Hmm z Twojego opisu wygląda, że bardziej pasowałyby mi ZS5, lubię czystą górę i raczej słuchawki, które grają V właśnie. Masz może jeszcze porównanie z Vjjb k4s?

Obecnie mam słuchawka AKG K420 i je bardzo lubię ale chciałbym kupić jakieś doki - najlepiej żeby brzmiały podobnie do akg :D

Edytowane przez tu_tek
Odnośnik do komentarza
Udostępnij na innych stronach

VJJB bliżej do ZS5. Też wyraźne V, przełom średnicy i góry może być męczący na jasnych odtwarzaczach.
Ale ogólnie fajne rozrywkowe granie z całkiem żwawym basem i niezłą separacją.

 

I czy przypadkiem K420, to nie są basowe mułki?

Edytowane przez Inszy
Odnośnik do komentarza
Udostępnij na innych stronach

Obiecałem, że porównam ZS5 do FLC8s.

Nagranie :

Takie, bo wiele się w nim dzieje na różnych płaszczyznach od góry do dołu. Poza tym jest dosyć gęste co przy słabszych driverach zaraz wyłazi.

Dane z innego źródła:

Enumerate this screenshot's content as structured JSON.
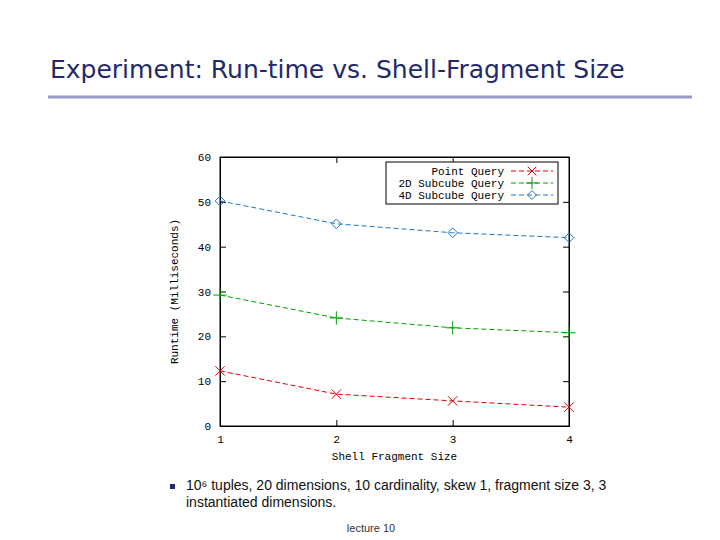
{
  "chart_data": {
    "type": "line",
    "title": "Experiment: Run-time vs. Shell-Fragment Size",
    "x_label": "Shell Fragment Size",
    "y_label": "Runtime (Milliseconds)",
    "annotations": [
      "10⁶ tuples, 20 dimensions, 10 cardinality, skew 1, fragment size 3, 3 instantiated dimensions.",
      "lecture 10"
    ],
    "x": [
      1,
      2,
      3,
      4
    ],
    "series": [
      {
        "name": "Point Query",
        "color": "#e00000",
        "marker": "x",
        "line_style": "dashed",
        "values": [
          12.3,
          7.1,
          5.6,
          4.2
        ]
      },
      {
        "name": "2D Subcube Query",
        "color": "#00a000",
        "marker": "plus",
        "line_style": "dashed",
        "values": [
          29.2,
          24.1,
          21.9,
          20.8
        ]
      },
      {
        "name": "4D Subcube Query",
        "color": "#1e78c8",
        "marker": "diamond",
        "line_style": "dashed",
        "values": [
          50.2,
          45.1,
          43.1,
          42.0
        ]
      }
    ],
    "xlim": [
      1,
      4
    ],
    "xticks": [
      1,
      2,
      3,
      4
    ],
    "ylim": [
      0,
      60
    ],
    "yticks": [
      0,
      10,
      20,
      30,
      40,
      50,
      60
    ],
    "grid": false,
    "legend": "upper right"
  }
}
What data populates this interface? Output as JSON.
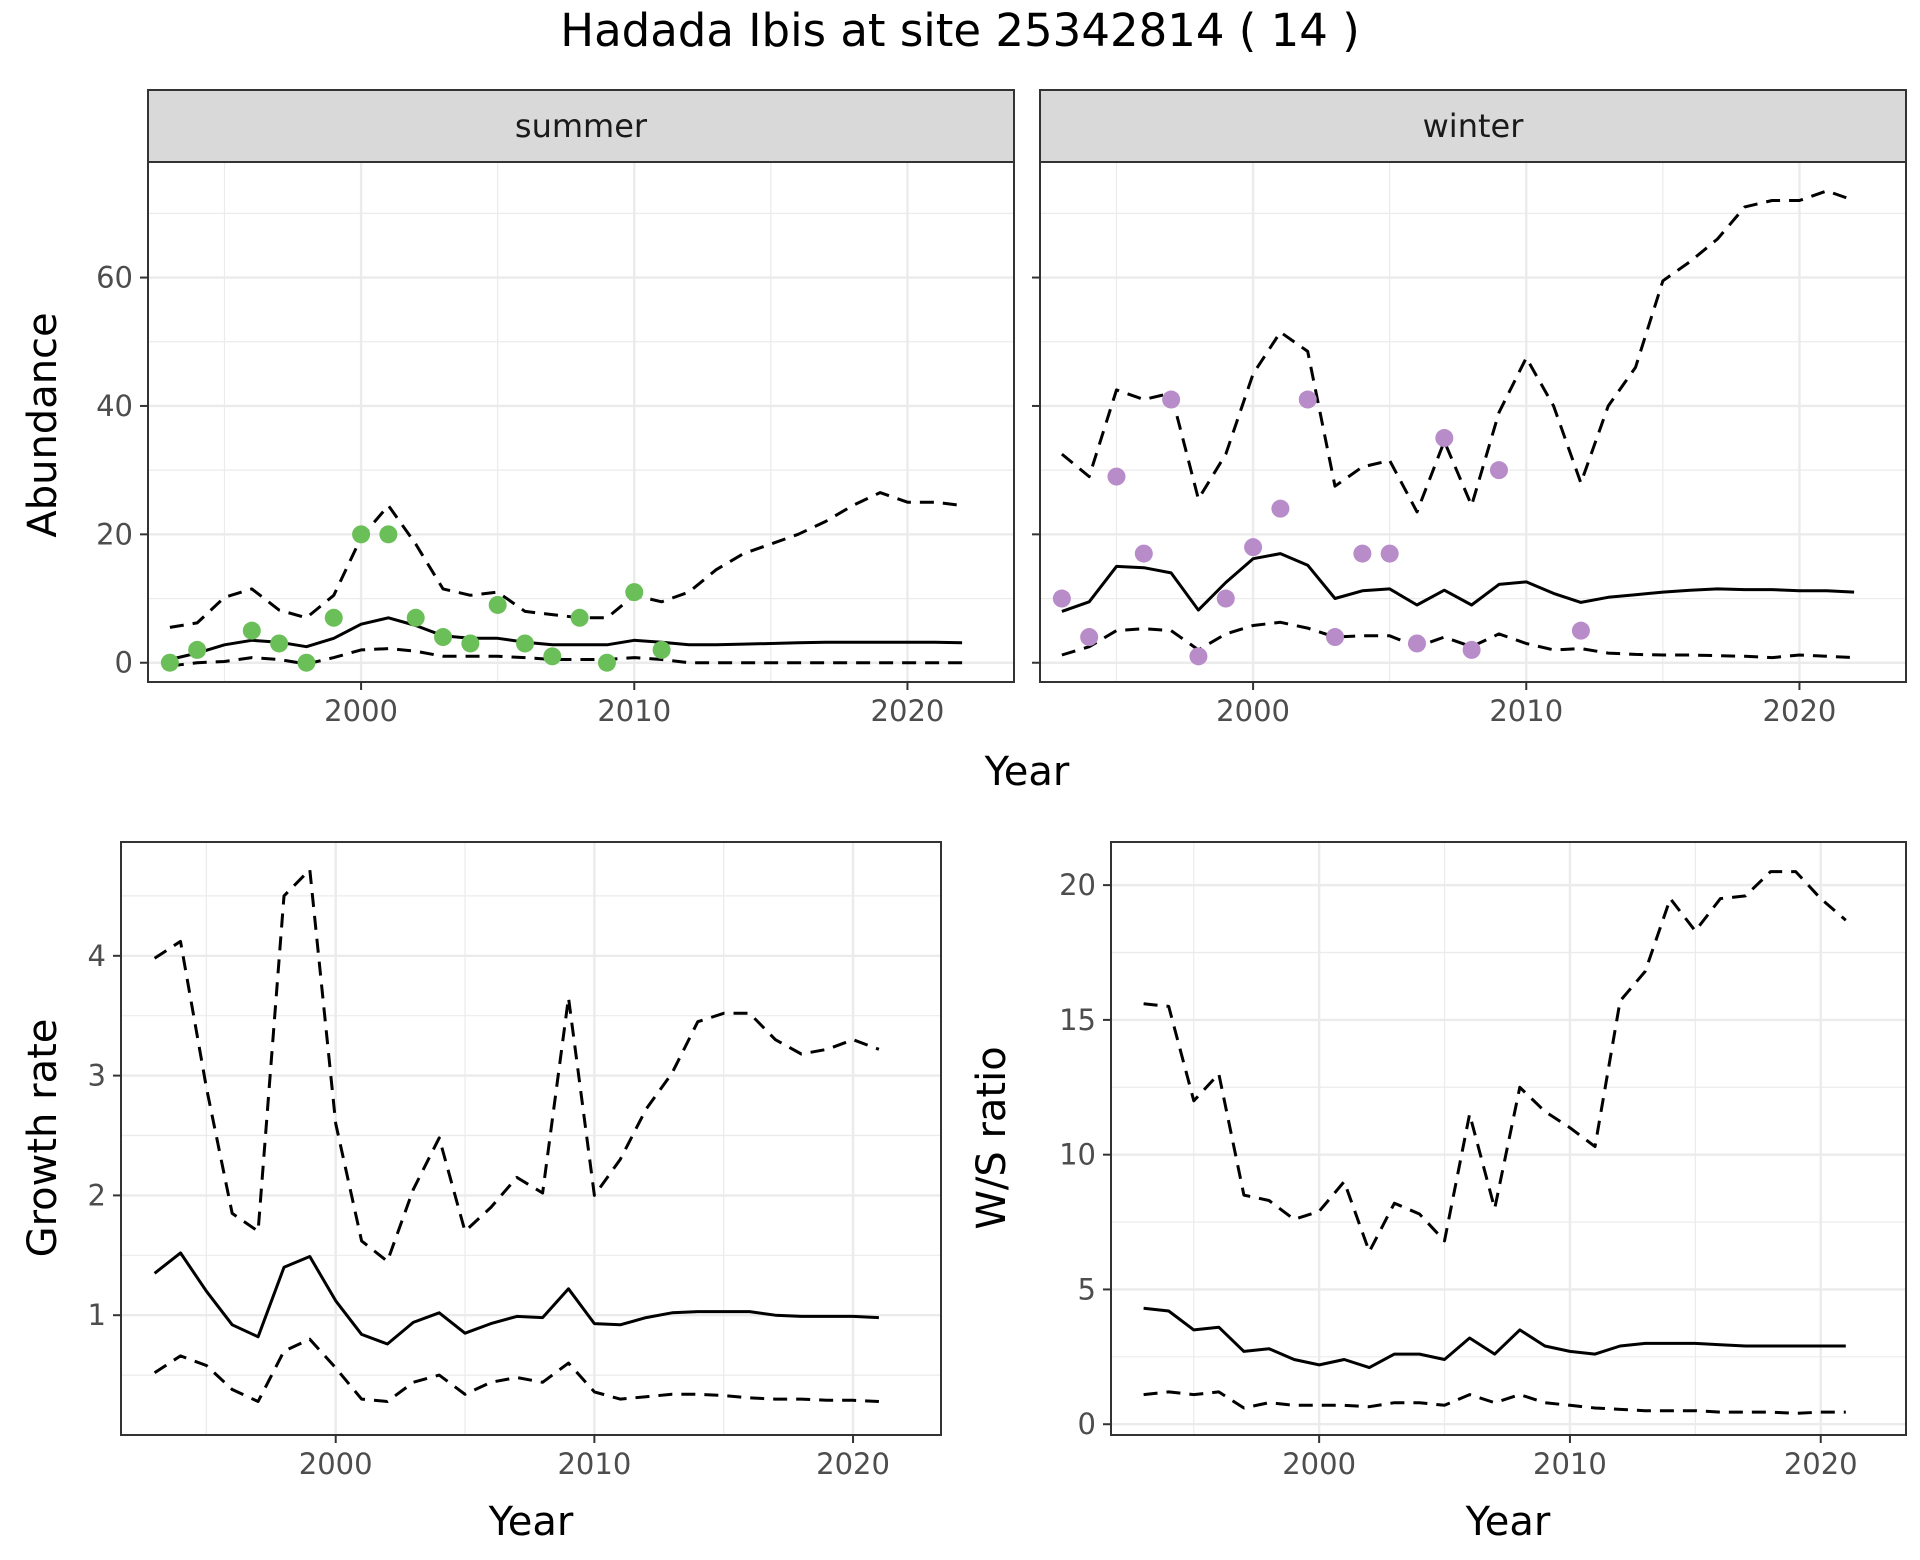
{
  "title": "Hadada Ibis at site 25342814 ( 14 )",
  "colors": {
    "summer_points": "#6BBF59",
    "winter_points": "#B88BC9",
    "line": "#000000",
    "strip_bg": "#D9D9D9",
    "grid": "#EBEBEB"
  },
  "chart_data": [
    {
      "id": "abundance-summer",
      "type": "line",
      "facet": "summer",
      "xlabel": "Year",
      "ylabel": "Abundance",
      "xlim": [
        1992.2,
        2023.9
      ],
      "ylim": [
        -3,
        78
      ],
      "xticks": [
        2000,
        2010,
        2020
      ],
      "yticks": [
        0,
        20,
        40,
        60
      ],
      "grid": true,
      "series": [
        {
          "style": "solid",
          "x": [
            1993,
            1994,
            1995,
            1996,
            1997,
            1998,
            1999,
            2000,
            2001,
            2002,
            2003,
            2004,
            2005,
            2006,
            2007,
            2008,
            2009,
            2010,
            2011,
            2012,
            2013,
            2014,
            2015,
            2016,
            2017,
            2018,
            2019,
            2020,
            2021,
            2022
          ],
          "y": [
            0.5,
            1.5,
            2.8,
            3.5,
            3.2,
            2.5,
            3.8,
            6,
            7,
            5.8,
            4.2,
            3.8,
            3.8,
            3.2,
            2.8,
            2.8,
            2.8,
            3.5,
            3.2,
            2.8,
            2.8,
            2.9,
            3,
            3.1,
            3.2,
            3.2,
            3.2,
            3.2,
            3.2,
            3.1
          ]
        },
        {
          "style": "dashed",
          "x": [
            1993,
            1994,
            1995,
            1996,
            1997,
            1998,
            1999,
            2000,
            2001,
            2002,
            2003,
            2004,
            2005,
            2006,
            2007,
            2008,
            2009,
            2010,
            2011,
            2012,
            2013,
            2014,
            2015,
            2016,
            2017,
            2018,
            2019,
            2020,
            2021,
            2022
          ],
          "y": [
            5.5,
            6.2,
            10.2,
            11.5,
            8.2,
            7,
            10.5,
            19.5,
            24.5,
            18.5,
            11.5,
            10.5,
            11,
            8,
            7.5,
            7,
            7,
            10.5,
            9.5,
            11,
            14.5,
            17,
            18.5,
            20,
            22,
            24.5,
            26.5,
            25,
            25,
            24.5
          ]
        },
        {
          "style": "dashed",
          "x": [
            1993,
            1994,
            1995,
            1996,
            1997,
            1998,
            1999,
            2000,
            2001,
            2002,
            2003,
            2004,
            2005,
            2006,
            2007,
            2008,
            2009,
            2010,
            2011,
            2012,
            2013,
            2014,
            2015,
            2016,
            2017,
            2018,
            2019,
            2020,
            2021,
            2022
          ],
          "y": [
            -0.5,
            0,
            0.2,
            0.8,
            0.5,
            -0.2,
            0.8,
            2,
            2.2,
            1.8,
            1,
            1,
            1,
            0.8,
            0.5,
            0.5,
            0.5,
            0.8,
            0.5,
            0,
            0,
            0,
            0,
            0,
            0,
            0,
            0,
            0,
            0,
            0
          ]
        },
        {
          "style": "points",
          "x": [
            1993,
            1994,
            1996,
            1997,
            1998,
            1999,
            2000,
            2001,
            2002,
            2003,
            2004,
            2005,
            2006,
            2007,
            2008,
            2009,
            2010,
            2011
          ],
          "y": [
            0,
            2,
            5,
            3,
            0,
            7,
            20,
            20,
            7,
            4,
            3,
            9,
            3,
            1,
            7,
            0,
            11,
            2
          ]
        }
      ]
    },
    {
      "id": "abundance-winter",
      "type": "line",
      "facet": "winter",
      "xlabel": "Year",
      "ylabel": "Abundance",
      "xlim": [
        1992.2,
        2023.9
      ],
      "ylim": [
        -3,
        78
      ],
      "xticks": [
        2000,
        2010,
        2020
      ],
      "yticks": [
        0,
        20,
        40,
        60
      ],
      "grid": true,
      "series": [
        {
          "style": "solid",
          "x": [
            1993,
            1994,
            1995,
            1996,
            1997,
            1998,
            1999,
            2000,
            2001,
            2002,
            2003,
            2004,
            2005,
            2006,
            2007,
            2008,
            2009,
            2010,
            2011,
            2012,
            2013,
            2014,
            2015,
            2016,
            2017,
            2018,
            2019,
            2020,
            2021,
            2022
          ],
          "y": [
            8,
            9.5,
            15,
            14.8,
            14,
            8.2,
            12.5,
            16.2,
            17,
            15.2,
            10,
            11.2,
            11.5,
            9,
            11.3,
            9,
            12.2,
            12.6,
            10.8,
            9.4,
            10.2,
            10.6,
            11,
            11.3,
            11.5,
            11.4,
            11.4,
            11.2,
            11.2,
            11
          ]
        },
        {
          "style": "dashed",
          "x": [
            1993,
            1994,
            1995,
            1996,
            1997,
            1998,
            1999,
            2000,
            2001,
            2002,
            2003,
            2004,
            2005,
            2006,
            2007,
            2008,
            2009,
            2010,
            2011,
            2012,
            2013,
            2014,
            2015,
            2016,
            2017,
            2018,
            2019,
            2020,
            2021,
            2022
          ],
          "y": [
            32.5,
            29,
            42.5,
            41,
            42,
            25.5,
            32.5,
            45,
            51.5,
            48.5,
            27.5,
            30.5,
            31.5,
            23.5,
            34.5,
            24.5,
            39,
            47.5,
            40,
            28,
            40,
            46,
            59.5,
            62.5,
            66,
            71,
            72,
            72,
            73.5,
            72
          ]
        },
        {
          "style": "dashed",
          "x": [
            1993,
            1994,
            1995,
            1996,
            1997,
            1998,
            1999,
            2000,
            2001,
            2002,
            2003,
            2004,
            2005,
            2006,
            2007,
            2008,
            2009,
            2010,
            2011,
            2012,
            2013,
            2014,
            2015,
            2016,
            2017,
            2018,
            2019,
            2020,
            2021,
            2022
          ],
          "y": [
            1.2,
            2.5,
            5,
            5.3,
            5,
            2,
            4.5,
            5.8,
            6.3,
            5.4,
            4,
            4.2,
            4.2,
            2.5,
            4,
            2.5,
            4.5,
            3,
            2,
            2.2,
            1.5,
            1.3,
            1.2,
            1.2,
            1.1,
            1,
            0.8,
            1.2,
            1,
            0.8
          ]
        },
        {
          "style": "points",
          "x": [
            1993,
            1994,
            1995,
            1996,
            1997,
            1998,
            1999,
            2000,
            2001,
            2002,
            2003,
            2004,
            2005,
            2006,
            2007,
            2008,
            2009,
            2012
          ],
          "y": [
            10,
            4,
            29,
            17,
            41,
            1,
            10,
            18,
            24,
            41,
            4,
            17,
            17,
            3,
            35,
            2,
            30,
            5
          ]
        }
      ]
    },
    {
      "id": "growth-rate",
      "type": "line",
      "xlabel": "Year",
      "ylabel": "Growth rate",
      "xlim": [
        1991.7,
        2023.4
      ],
      "ylim": [
        0.0,
        4.95
      ],
      "xticks": [
        2000,
        2010,
        2020
      ],
      "yticks": [
        1,
        2,
        3,
        4
      ],
      "grid": true,
      "series": [
        {
          "style": "solid",
          "x": [
            1993,
            1994,
            1995,
            1996,
            1997,
            1998,
            1999,
            2000,
            2001,
            2002,
            2003,
            2004,
            2005,
            2006,
            2007,
            2008,
            2009,
            2010,
            2011,
            2012,
            2013,
            2014,
            2015,
            2016,
            2017,
            2018,
            2019,
            2020,
            2021
          ],
          "y": [
            1.35,
            1.52,
            1.2,
            0.92,
            0.82,
            1.4,
            1.49,
            1.12,
            0.84,
            0.76,
            0.94,
            1.02,
            0.85,
            0.93,
            0.99,
            0.98,
            1.22,
            0.93,
            0.92,
            0.98,
            1.02,
            1.03,
            1.03,
            1.03,
            1,
            0.99,
            0.99,
            0.99,
            0.98
          ]
        },
        {
          "style": "dashed",
          "x": [
            1993,
            1994,
            1995,
            1996,
            1997,
            1998,
            1999,
            2000,
            2001,
            2002,
            2003,
            2004,
            2005,
            2006,
            2007,
            2008,
            2009,
            2010,
            2011,
            2012,
            2013,
            2014,
            2015,
            2016,
            2017,
            2018,
            2019,
            2020,
            2021
          ],
          "y": [
            3.98,
            4.12,
            2.9,
            1.85,
            1.7,
            4.5,
            4.72,
            2.6,
            1.62,
            1.45,
            2.05,
            2.48,
            1.7,
            1.9,
            2.15,
            2.02,
            3.65,
            2,
            2.3,
            2.72,
            3.02,
            3.45,
            3.52,
            3.52,
            3.3,
            3.18,
            3.22,
            3.3,
            3.22
          ]
        },
        {
          "style": "dashed",
          "x": [
            1993,
            1994,
            1995,
            1996,
            1997,
            1998,
            1999,
            2000,
            2001,
            2002,
            2003,
            2004,
            2005,
            2006,
            2007,
            2008,
            2009,
            2010,
            2011,
            2012,
            2013,
            2014,
            2015,
            2016,
            2017,
            2018,
            2019,
            2020,
            2021
          ],
          "y": [
            0.52,
            0.66,
            0.58,
            0.38,
            0.28,
            0.7,
            0.8,
            0.56,
            0.3,
            0.28,
            0.44,
            0.5,
            0.34,
            0.44,
            0.48,
            0.44,
            0.6,
            0.36,
            0.3,
            0.32,
            0.34,
            0.34,
            0.33,
            0.31,
            0.3,
            0.3,
            0.29,
            0.29,
            0.28
          ]
        }
      ]
    },
    {
      "id": "ws-ratio",
      "type": "line",
      "xlabel": "Year",
      "ylabel": "W/S ratio",
      "xlim": [
        1991.7,
        2023.4
      ],
      "ylim": [
        -0.4,
        21.6
      ],
      "xticks": [
        2000,
        2010,
        2020
      ],
      "yticks": [
        0,
        5,
        10,
        15,
        20
      ],
      "grid": true,
      "series": [
        {
          "style": "solid",
          "x": [
            1993,
            1994,
            1995,
            1996,
            1997,
            1998,
            1999,
            2000,
            2001,
            2002,
            2003,
            2004,
            2005,
            2006,
            2007,
            2008,
            2009,
            2010,
            2011,
            2012,
            2013,
            2014,
            2015,
            2016,
            2017,
            2018,
            2019,
            2020,
            2021
          ],
          "y": [
            4.3,
            4.2,
            3.5,
            3.6,
            2.7,
            2.8,
            2.4,
            2.2,
            2.4,
            2.1,
            2.6,
            2.6,
            2.4,
            3.2,
            2.6,
            3.5,
            2.9,
            2.7,
            2.6,
            2.9,
            3,
            3,
            3,
            2.95,
            2.9,
            2.9,
            2.9,
            2.9,
            2.9
          ]
        },
        {
          "style": "dashed",
          "x": [
            1993,
            1994,
            1995,
            1996,
            1997,
            1998,
            1999,
            2000,
            2001,
            2002,
            2003,
            2004,
            2005,
            2006,
            2007,
            2008,
            2009,
            2010,
            2011,
            2012,
            2013,
            2014,
            2015,
            2016,
            2017,
            2018,
            2019,
            2020,
            2021
          ],
          "y": [
            15.6,
            15.5,
            12,
            13,
            8.5,
            8.3,
            7.6,
            7.9,
            9,
            6.4,
            8.2,
            7.8,
            6.8,
            11.5,
            8,
            12.5,
            11.6,
            11,
            10.3,
            15.7,
            16.8,
            19.5,
            18.3,
            19.5,
            19.6,
            20.5,
            20.5,
            19.5,
            18.7
          ]
        },
        {
          "style": "dashed",
          "x": [
            1993,
            1994,
            1995,
            1996,
            1997,
            1998,
            1999,
            2000,
            2001,
            2002,
            2003,
            2004,
            2005,
            2006,
            2007,
            2008,
            2009,
            2010,
            2011,
            2012,
            2013,
            2014,
            2015,
            2016,
            2017,
            2018,
            2019,
            2020,
            2021
          ],
          "y": [
            1.1,
            1.2,
            1.1,
            1.2,
            0.6,
            0.8,
            0.7,
            0.7,
            0.7,
            0.65,
            0.8,
            0.8,
            0.7,
            1.1,
            0.8,
            1.1,
            0.8,
            0.7,
            0.6,
            0.55,
            0.5,
            0.5,
            0.5,
            0.45,
            0.45,
            0.45,
            0.4,
            0.45,
            0.45
          ]
        }
      ]
    }
  ]
}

Pierwsze wrażenie jak po FLC wpiąłem ZS5 to ... niesmak i duży zawód, że KaZety takie słabe

Szok jednak minął przy drugim nawrocie utworu i spokojnie można żyć z ZS5.

Oczywiście, że nie mają takiej : holografii, sceny (głównie jeśli chodzi o głębię ), separacji, równowagi w pasmach, szczegółów, rozmachu w brzmieniu, wybrzmiewania dołu i instrumentów perkusyjnych, rozciągniętej i nieprzyciętej góry. Grają ciaśniej, instrumenty są bardziej "na kupie" ...

I tak można sobie wyliczać, ale ...

Ale ZS5 kosztują stówę, a FLC 12x więcej.

Jak tak słucham naprzemiennie jednych i drugich to mimo wszystko przepaść między nimi jest bardziej w kosztach niż w dźwiękach.

Przy czym oczywistym jest, że im sprzęt droższy tym przyrosty jakościowe dźwięku są mniejsze.

I w tym kontekście warto się ZS5 zainteresować.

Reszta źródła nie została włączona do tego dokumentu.